O povo Tuxá é originário de Rodelas, norte da Bahia. Muitos ainda vivem na região, numa aldeia urbana. Outros, no entanto, migraram para Minas Gerais. Contribuiu para isso a construção da hidrelétrica Luiz Gonzaga (antes chamada de Itaparica), em 1988, que deixou submersa a Ilha da Viúva, local que abrigava a comunidade. “Nosso território é o ambiente onde a gente vive, exerce nossa ecologia humana, produz o alimento e faz o uso sustentável da biodiversidade”, comentou o cacique Uilton Tuxá, coordenador da CTCT, do CBHSF.

O povo Tuxá também faz uso da planta sagrada jurema, no ritual chamado Toré. Mas é pela força do Velho Chico que os Tuxás se conectam com os encantados e sua ancestralidade. Para além do sagrado, muitos desses indígenas vivem, até mesmo exclusivamente, da pesca e da agricultura comercial.

Tuxá

Localização na bacia: principalmente nos limites dos municípios baianos de Muquém do São Francisco, Ibotirama e Rodelas, e à margem direita do Rio Moxotó, no município pernambucano de Inajá, no Submédio São Francisco; e em Buritizeiro, Minas Gerais, no Alto São Francisco.

População estimada pela bacia: cerca de 2.500 indígenas

Território na bacia: aproximadamente 2.150 hectares

Demarcação: 1.650 hectares já demarcados, 500 hectares em seção de uso concedido pelo Governo de Minas Gerais e 4.300 hectares em processo de aquisição para implantar uma reserva indígena

O que é a Câmara Técnica de Comunidades Tradicionais?

A Câmara Técnica de Comunidades Tradicionais (CTCT), do Comitê da Bacia Hidrográfica do Rio São Francisco (CBHSF), é por si só uma conquista.

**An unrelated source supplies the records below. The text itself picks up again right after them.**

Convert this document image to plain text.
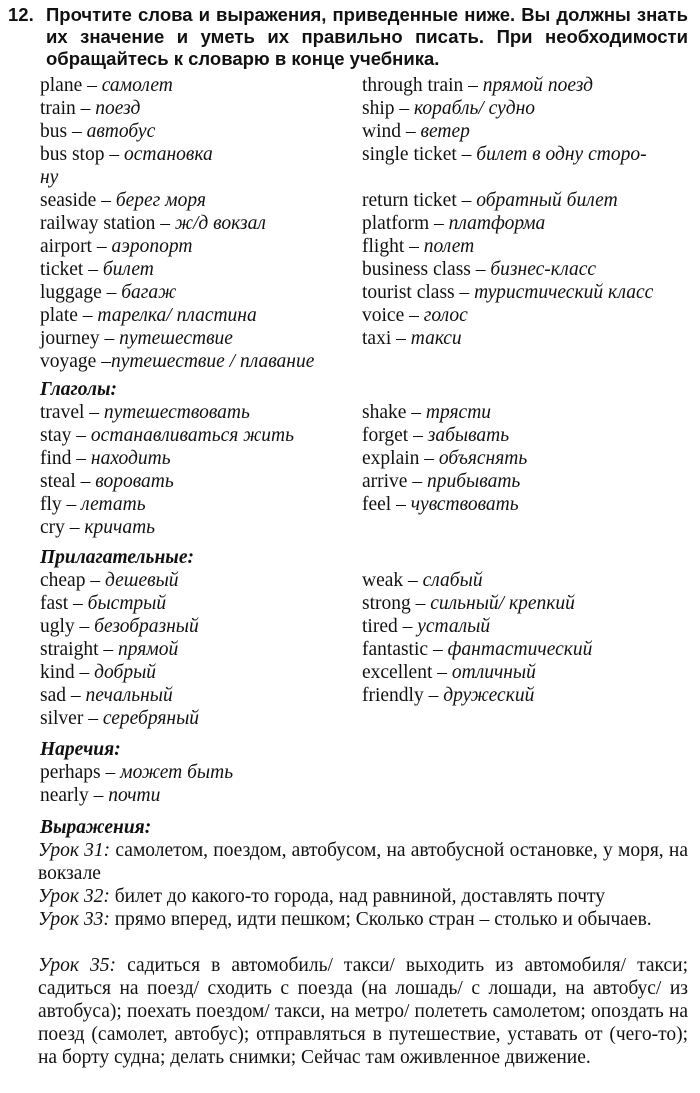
12. Прочтите слова и выражения, приведенные ниже. Вы должны знать их значение и уметь их правильно писать. При необходимости обращайтесь к словарю в конце учебника.
plane – самолет
train – поезд
bus – автобус
bus stop – остановка
ну
seaside – берег моря
railway station – ж/д вокзал
airport – аэропорт
ticket – билет
luggage – багаж
plate – тарелка/ пластина
journey – путешествие
voyage –путешествие / плавание
through train – прямой поезд
ship – корабль/ судно
wind – ветер
single ticket – билет в одну сторо-
return ticket – обратный билет
platform – платформа
flight – полет
business class – бизнес-класс
tourist class – туристический класс
voice – голос
taxi – такси
Глаголы:
travel – путешествовать
stay – останавливаться жить
find – находить
steal – воровать
fly – летать
cry – кричать
shake – трясти
forget – забывать
explain – объяснять
arrive – прибывать
feel – чувствовать
Прилагательные:
cheap – дешевый
fast – быстрый
ugly – безобразный
straight – прямой
kind – добрый
sad – печальный
silver – серебряный
weak – слабый
strong – сильный/ крепкий
tired – усталый
fantastic – фантастический
excellent – отличный
friendly – дружеский
Наречия:
perhaps – может быть
nearly – почти
Выражения:
Урок 31: самолетом, поездом, автобусом, на автобусной остановке, у моря, на вокзале
Урок 32: билет до какого-то города, над равниной, доставлять почту
Урок 33: прямо вперед, идти пешком; Сколько стран – столько и обычаев.
Урок 35: садиться в автомобиль/ такси/ выходить из автомобиля/ такси; садиться на поезд/ сходить с поезда (на лошадь/ с лошади, на автобус/ из автобуса); поехать поездом/ такси, на метро/ полететь самолетом; опоздать на поезд (самолет, автобус); отправляться в путешествие, уставать от (чего-то); на борту судна; делать снимки; Сейчас там оживленное движение.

Ela integra representantes de povos tradicionais e originários com a proposta de fortalecer as pautas de interesse desses públicos que, muitas vezes, estão alinhadas às de proteção e revitalização ambiental.

Uilton Tuxá, coordenador da CTCT, acredita que uma das principais demandas da Câmara é se sentir mais valorizada dentro da estrutura do próprio Comitê. Diz também que a população da bacia desconhece a diversidade de segmentos tradicionais que existem na região, bem como seu papel de grande relevância na preservação dos ecossistemas e da biodiversidade.

Entre os resultados importantes desse trabalho, destaca a implantação de adutoras para algumas comunidades, como é o caso do povo Pankará, em Pernambuco, no município de Itacuruba. “A gente conseguiu uma adutora de mais de 3 milhões de reais que garante o abastecimento de água para a nossa comunidade. Antes era uma dificuldade, porque éramos abastecidos por carro-pipa e o abastecimento era insuficiente”, contou Cícera Leal Cabral, representante Pankará que também integra a CTCT e membro titular do CBHSF.

Mapa meramente ilustrativo. Não representa a totalidade e a localização exata das etnias presentes na bacia do São Francisco. Diversas fontes: Entrevistas, Funai, Museu Ambiental Casa do Velho Chico e site Povos Indígenas no Brasil.